Former board member Derrick Nehrenberg wondered if getting voter approval for $750,000 was enough. “Under the current proposal that would only allow $375,000 for non-profit operational funding,’ he said. “I could see a situation where everyone wants a piece of the pie but there isn’t enough pie to go around.”
“I agree with Derrick,” said board member Earl Marshall. “We can’t push too big, but we should do enough to have an impact.”
Nehrenberg suggested perhaps the proposed percentage allocations be adjusted to provide more to the non-profits. “We know those needs are big,” he said.

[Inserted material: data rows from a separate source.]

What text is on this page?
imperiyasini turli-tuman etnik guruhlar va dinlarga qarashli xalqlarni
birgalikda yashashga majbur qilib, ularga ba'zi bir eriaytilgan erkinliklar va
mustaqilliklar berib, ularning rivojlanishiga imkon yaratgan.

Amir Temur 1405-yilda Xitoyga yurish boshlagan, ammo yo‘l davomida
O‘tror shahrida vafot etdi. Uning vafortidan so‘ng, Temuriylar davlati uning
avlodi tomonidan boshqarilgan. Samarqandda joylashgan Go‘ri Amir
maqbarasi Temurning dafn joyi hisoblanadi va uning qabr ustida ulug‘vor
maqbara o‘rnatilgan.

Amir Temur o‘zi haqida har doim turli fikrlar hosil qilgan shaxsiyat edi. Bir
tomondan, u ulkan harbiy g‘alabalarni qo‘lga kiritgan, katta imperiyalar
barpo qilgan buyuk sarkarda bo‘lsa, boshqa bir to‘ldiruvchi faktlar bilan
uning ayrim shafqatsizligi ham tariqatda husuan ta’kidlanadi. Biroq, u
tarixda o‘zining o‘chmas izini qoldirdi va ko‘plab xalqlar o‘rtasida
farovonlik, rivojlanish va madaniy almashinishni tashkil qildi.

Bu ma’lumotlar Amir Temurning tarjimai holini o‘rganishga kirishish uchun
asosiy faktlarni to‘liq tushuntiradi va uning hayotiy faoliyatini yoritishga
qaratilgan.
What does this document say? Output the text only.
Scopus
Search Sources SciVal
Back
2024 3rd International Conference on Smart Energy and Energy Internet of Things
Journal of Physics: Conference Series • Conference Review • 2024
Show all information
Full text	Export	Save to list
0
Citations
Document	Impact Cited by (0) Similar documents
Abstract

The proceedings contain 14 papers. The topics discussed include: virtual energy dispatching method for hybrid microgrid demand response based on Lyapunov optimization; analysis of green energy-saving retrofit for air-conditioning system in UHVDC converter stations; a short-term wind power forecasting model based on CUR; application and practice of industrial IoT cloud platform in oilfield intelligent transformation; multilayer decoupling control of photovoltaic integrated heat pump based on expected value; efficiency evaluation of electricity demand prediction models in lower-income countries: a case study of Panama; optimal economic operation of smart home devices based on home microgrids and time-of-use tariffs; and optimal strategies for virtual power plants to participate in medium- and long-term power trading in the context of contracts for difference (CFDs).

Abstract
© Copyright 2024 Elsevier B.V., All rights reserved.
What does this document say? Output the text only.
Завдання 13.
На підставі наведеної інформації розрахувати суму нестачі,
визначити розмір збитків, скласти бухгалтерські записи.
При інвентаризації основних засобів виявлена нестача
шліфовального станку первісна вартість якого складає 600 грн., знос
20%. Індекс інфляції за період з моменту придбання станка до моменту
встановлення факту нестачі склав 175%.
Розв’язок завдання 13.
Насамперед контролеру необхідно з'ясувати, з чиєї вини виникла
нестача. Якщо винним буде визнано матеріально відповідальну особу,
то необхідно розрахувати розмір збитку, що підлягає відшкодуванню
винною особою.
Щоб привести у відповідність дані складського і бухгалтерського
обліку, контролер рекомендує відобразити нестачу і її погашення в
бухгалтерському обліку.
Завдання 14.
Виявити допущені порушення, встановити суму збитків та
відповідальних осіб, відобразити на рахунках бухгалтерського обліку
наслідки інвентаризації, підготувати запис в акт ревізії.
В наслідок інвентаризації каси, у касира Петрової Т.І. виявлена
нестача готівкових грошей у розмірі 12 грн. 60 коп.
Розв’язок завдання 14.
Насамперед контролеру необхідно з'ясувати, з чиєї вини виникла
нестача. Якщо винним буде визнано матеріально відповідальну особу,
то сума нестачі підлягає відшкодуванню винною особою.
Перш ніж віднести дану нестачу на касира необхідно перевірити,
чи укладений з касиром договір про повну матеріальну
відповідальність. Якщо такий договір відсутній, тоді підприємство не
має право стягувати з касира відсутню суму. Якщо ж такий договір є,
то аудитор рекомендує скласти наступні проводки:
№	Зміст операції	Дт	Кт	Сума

“Seeing what we are seeing right now in the county, we can’t plan enough and this is an opportunity,” added Crested Butte Mountain Bike Association executive director Dave Ochs.
“We understand this will not bring in enough to solve all the issues we have now,” said Peterson. “It is meant to help catalyze and be a tool to assist with projects and operations. It won’t be enough to build a turf field on its own for example, but it could help partners accomplish needed projects.”
“There are definitely needs and planning for the long-term is good, but it is hard to raise taxes so if there is a real shot at it, don’t overshoot and miss it,” said Puckett Daniels. “I am hearing a lot while campaigning from people stressing over their property taxes, especially the cumulative impact of various taxes. It is a tension to deal with.”
“I agree,” said Hall. “It is a difficult balancing act. It is not a good year to ask people to raise their taxes with gas at $5 a gallon and inflation at 8%. I hear people saying they won’t vote for any tax. The need is there but it is an uphill struggle. The lower number might be more palatable.”
Peterson said the district has not conducted a public poll on the viability of the tax proposal but has been reaching out to stakeholders. More public engagement will be forthcoming. Puckett Daniels suggested starting with a few focus groups that could provide targeted feedback.
Peterson encouraged any citizen to reach out to her or any board member with ideas and feedback. Their emails are listed on the Met Rec website (gcmetrec.com).
“The board will make a decision in July whether to proceed with the mill levy and then we have to set up the language with the county,” said Peterson. “So any feedback is appreciated.”